Pertama, dia selalu mengajar penuh rasa ikhlas tanpa pamrih. Artinya, dia tetap butuh
kesejahteraan, tetapi bukan itu tujuannya. Mengapa? Karena menjadi guru bukanlah tujuan,
karena posisi guru hanyalah alat untuk berbuat baik lebih banyak lagi dalam rangka memajukan
pendidikan Indonesia yang masih jauh dari harapan.

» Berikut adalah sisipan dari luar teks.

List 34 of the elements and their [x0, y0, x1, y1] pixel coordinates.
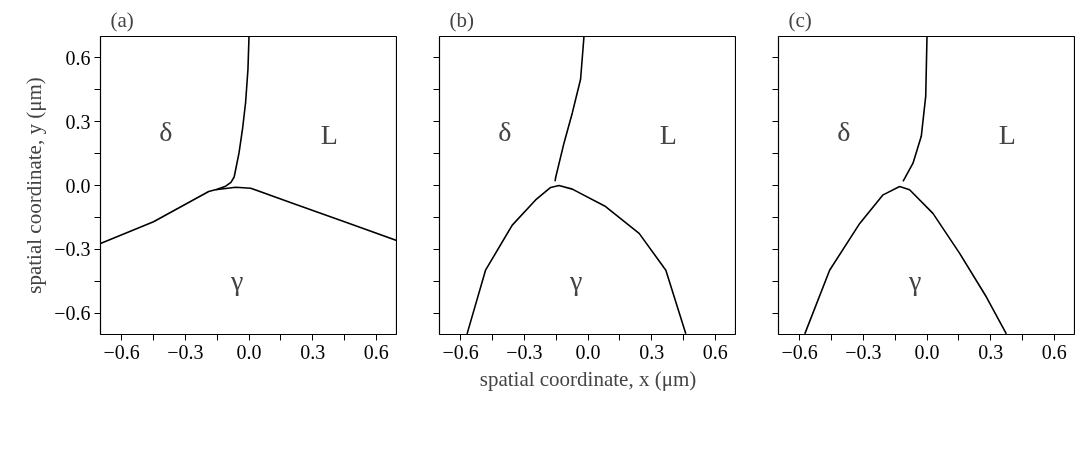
annotation: L [998, 119, 1016, 151]
annotation: δ [837, 116, 851, 148]
y-tick-label: 0.3 [65, 110, 91, 133]
x-tick-label: −0.6 [103, 340, 140, 363]
y-tick-label: 0.6 [65, 46, 91, 69]
x-tick-label: 0.6 [702, 340, 728, 363]
annotation: L [320, 119, 338, 151]
annotation: L [659, 119, 677, 151]
x-tick-label: 0.0 [914, 340, 940, 363]
x-tick-label: −0.3 [845, 340, 882, 363]
y-tick-label: −0.6 [54, 302, 91, 325]
x-tick-label: −0.3 [167, 340, 204, 363]
x-tick-label: 0.3 [300, 340, 326, 363]
annotation: δ [498, 116, 512, 148]
chart-title: (b) [449, 7, 474, 32]
annotation: γ [568, 265, 583, 297]
annotation: γ [907, 265, 922, 297]
x-tick-label: 0.6 [363, 340, 389, 363]
x-tick-label: 0.0 [575, 340, 601, 363]
x-tick-label: 0.3 [978, 340, 1004, 363]
x-tick-label: −0.6 [442, 340, 479, 363]
annotation: γ [229, 265, 244, 297]
x-tick-label: 0.0 [236, 340, 262, 363]
y-axis-title: spatial coordinate, y (μm) [22, 77, 47, 294]
chart-title: (c) [788, 7, 812, 32]
y-tick-label: 0.0 [65, 174, 91, 197]
x-tick-label: −0.6 [781, 340, 818, 363]
x-tick-label: 0.6 [1041, 340, 1067, 363]
x-axis-title: spatial coordinate, x (μm) [479, 366, 697, 391]
x-tick-label: 0.3 [639, 340, 665, 363]
chart-title: (a) [110, 7, 134, 32]
annotation: δ [159, 116, 173, 148]
x-tick-label: −0.3 [506, 340, 543, 363]
y-tick-label: −0.3 [54, 238, 91, 261]
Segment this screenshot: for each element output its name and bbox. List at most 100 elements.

Kedua, memiliki tingkat kedisiplinan yang tinggi. Artinya, bagai mana mungkin siswa akan
bersikp disiplin kalau gurunya tidak.

Ketiga, selalu menjadi dambaan siswa dan memberikan motivasi kepada siswa agar semangat
dalam mencari ilmu, baik di sekolah maupun di luar sekolah.

Keempat, mampu mengajarkan kepada siswa, bahwa hidup tidak sekedar menjadi manusia
berilmu, akan tetapi juga beriman dan beramal.

Kelima, selalu mengajarkan kepada siswa bahwa hidup bukan sekedar “mejadi apa” (to be),
tapi yang lebih penting adalah “berbuat apa” (to do).

Inilah yang harus ditanamkan kepada siswa. Dengan demikian, wajah pendidikan kita akan
semakin berseri-seri, jika para gurunya sejati dan revolusioner, bukan aspal.